Atauro dealt with incursions from pirates and raiders based in Alor, Kisar, and Wetar, in addition to slavers from Buton and Makassar. The island's population would form a united bloc to defend itself from these invaders. The various clans of the island would form alliances and fight with each other over Atauro's resources, resulting in the formation of the political domains.

The Netherlands and Portugal agreed Atauro to be Portuguese in the treaty of Lisbon 1859, however the Portuguese flag was not raised on the island until 1884 when an official ceremony was held. The inhabitants of Atauro did not start to pay taxes to Portugal before 1905. Atauro was used as a prison island soon after settlement by the Portuguese.

The Portuguese entrusted the Hera and Manatuto domains with collection of taxes on Atauro.
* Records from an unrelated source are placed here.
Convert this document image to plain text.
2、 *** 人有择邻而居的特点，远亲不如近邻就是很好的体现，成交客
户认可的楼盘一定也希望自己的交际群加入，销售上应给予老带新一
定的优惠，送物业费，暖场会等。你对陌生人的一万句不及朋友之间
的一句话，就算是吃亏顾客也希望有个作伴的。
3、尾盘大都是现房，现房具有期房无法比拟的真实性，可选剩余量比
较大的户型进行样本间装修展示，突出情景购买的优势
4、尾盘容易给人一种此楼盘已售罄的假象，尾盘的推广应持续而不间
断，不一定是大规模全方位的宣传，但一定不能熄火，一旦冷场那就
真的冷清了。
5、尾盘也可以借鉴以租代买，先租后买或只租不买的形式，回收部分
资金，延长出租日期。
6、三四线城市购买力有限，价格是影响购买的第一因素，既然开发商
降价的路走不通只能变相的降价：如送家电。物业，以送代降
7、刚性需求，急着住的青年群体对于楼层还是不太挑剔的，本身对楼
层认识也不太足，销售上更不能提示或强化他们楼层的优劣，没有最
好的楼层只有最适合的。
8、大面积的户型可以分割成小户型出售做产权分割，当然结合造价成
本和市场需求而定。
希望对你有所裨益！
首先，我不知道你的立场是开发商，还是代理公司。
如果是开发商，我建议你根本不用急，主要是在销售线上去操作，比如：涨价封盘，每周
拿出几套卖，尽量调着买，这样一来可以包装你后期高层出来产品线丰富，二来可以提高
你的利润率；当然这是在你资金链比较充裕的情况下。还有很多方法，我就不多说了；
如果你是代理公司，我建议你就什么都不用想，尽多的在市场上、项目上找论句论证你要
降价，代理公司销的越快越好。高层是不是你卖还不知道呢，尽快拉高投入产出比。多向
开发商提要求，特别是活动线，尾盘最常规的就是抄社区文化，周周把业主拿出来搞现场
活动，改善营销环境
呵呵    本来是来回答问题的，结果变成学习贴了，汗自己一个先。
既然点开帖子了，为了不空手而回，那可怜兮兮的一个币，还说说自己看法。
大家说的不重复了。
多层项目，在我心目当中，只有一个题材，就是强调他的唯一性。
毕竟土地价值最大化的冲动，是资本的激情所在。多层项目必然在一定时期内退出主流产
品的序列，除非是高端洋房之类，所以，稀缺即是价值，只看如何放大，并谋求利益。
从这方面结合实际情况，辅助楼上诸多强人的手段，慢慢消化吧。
Macadede refused to pay taxes to the government in Dili, and subsequently conflict broke out. Makili and Mandroni, recruited by the colonial government, defeated Macadede's forces. Portuguese implementation of an agricultural tax and forced labor in the early 20th century resulted in many fleeing the island for extended periods.

In Portuguese Timor, Atauro was organized as part of the Dili municipality, coinciding with modern Dili District.

On 11 August 1975, the UDT mounted a coup in a bid to halt the increasing popularity of Fretilin. On 26 August, the Portuguese Governor Mário Lemos Pires fled to Atauro, from where he later attempted to broker an agreement between the two groups. He was urged by Fretilin to return and resume the decolonisation process, but he insisted that he was awaiting instructions from the government in Lisbon, then increasingly uninterested. On 10 December 1975, the Indonesians invaded. In the 1980s, the Indonesians used the island as a prison for East Timorese guerillas. The island became part of independent Timor-Leste on 20 May 2002. When Timor-Leste became independent, there was a proposal to reorganize the districts and split off Atauro as an autonomous area. It became a separate municipality with effect from 1 January 2022.